Character Assassinations: Are You Falling for Them Too?
Reading up on psychology from that very reliable source, the internet, I came across the phrase “character assassinations” and decided to start overusing it (as I usually do with phrases I like). I asked myself - um, Google, what this?
To help, I found a social spectrum that helped me get a better idea of what exactly an attack on who you are as a person is. It compares polite to aggressive, with teasing falling in the middle. This is where both sides let their guard down a little, while keeping their game up. A conversation like this paints a clear picture for if we want to invest time in that person. It’s a useful gamble. But how do we know when it’s gone too far?
There are always people who take it too far. Change is hard, but so is staying in the norm. This is especially true because no one has all the pieces to make everyone happy. You can’t please everyone. In most cases, any two people, even if they are close, have some opposite beliefs, although they likely won’t voice all of them.
A character assassination is a catch all for anytime someone insults you and implies it to be a flaw in how you make choices. There are different levels of how specific this definition can get, but eh problem isn’t case by case and much as it is unwarranted.For example, if your hair is messy--in our society where your hair represents your care for yourself, and therefore your ability to care for others, help others and fix things that are not black and white--you’ll get assassinated. Or your character will. I try to remember though, that people do not, with some orange hazard sign exceptions, make poor choices with the intention to hurt themselves, or anyone they care about or idolize. That’s stupidity, and while everyone is stupid in some direction, most people consciously try not to be that person.
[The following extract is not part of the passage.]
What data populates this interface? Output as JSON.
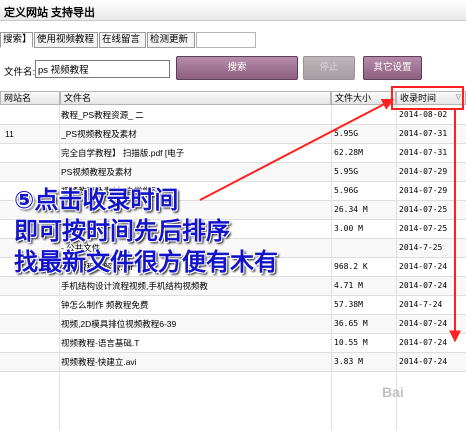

When someone chooses to do the unlikeable choice for a while, though, and they aren’t shaping up, it should occur to all of us that maybe they have a legitimate excuse, not just ‘I’m lazy and I don’t care’. Perhaps they really can’t comb their hair? Maybe their hair isn’t part of their values. Should they be walking around as an eyesore? No, of course not. If they can’t comb it, there are always alternatives with their own other costs. Try a shorter style, for instance. But the idea is that when you criticize that person, you should be telling them why their choices bother you, and voicing those shorter-haircut alternatives. It may come across as overbearing or over-concerned, but often-times that person may not have even realized their hair was out of whack that day. They certainly will appreciate the incentive if you focus on the plan, not the personality, and you will too if you do it right.
I’m giving this idea a shot. When I see someone getting their character assassinated, I don’t rigorously defend them, ignore it, or contribute; I explain and consider the reasons, to myself or to the speaker depending on how well they listen, and I tell that person in confidence that, from my side, is the truth. They make their own choices. It’s not a perfect strategy, and feelings will get hurt, especially since most people are too busy to care, but it doesn’t cost you much and you may be surprised to see people recognize your stance and defend you too.
Just don’t try to defend yourself and expect to win all. If the assassin is persistent, as most assassins are, you’re fighting a losing battle. I swallow my pride and move on. There are more fun ways to poke, and more fun people to hang with.